Et Scherer de souligner ce paradoxe: les flots et les flux d’information déferlent comme jamais, les besoins en information suivent, et pourtant, à l’ère de l’« infobésité », les journalistes disparaissent par dizaines de milliers des médias traditionnels en mal de public. Pour résoudre ce paradoxe, à l’heure du « tous passeurs de nouvelles », l’auteur estime que le monde a plus que jamais besoin de journalistes, mais avec de nouvelles missions, telles que : « trier et contextualiser, assembler et mettre vite en perspective, simplifier le monde, aider le public à mieux naviguer sur le web, favoriser l’accès à la complexité, coopérer avec le public et d’autres émetteurs, traiter de grandes quantités de données, optimiser l’accès à ses propres contenus sur toutes les plateformes de diffusion, tout en maîtrisant de nouvelles formes narratives ».

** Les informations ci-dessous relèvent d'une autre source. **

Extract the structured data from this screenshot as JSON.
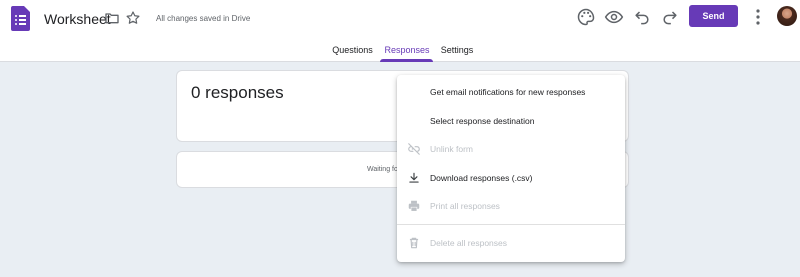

Reste que « le plus noble » du journalisme, à savoir l’investigation, le dépistage des dysfonctionnements, la « surveillance des puissants» est aussi le mandat qui, coûtant le plus cher, se voit le plus menacé par les nouveaux modèles d’affaires en relation avec le web. D’où le plaidoyer de l’auteur pour le développement d’un secteur « hors profit », financé par des mécènes, les pouvoirs publics ou tout simplement le public lui-même, afin d’assurer la survie de cette mission essentielle du journalisme, qui fait de l’information un bien public et un outil de la démocratie.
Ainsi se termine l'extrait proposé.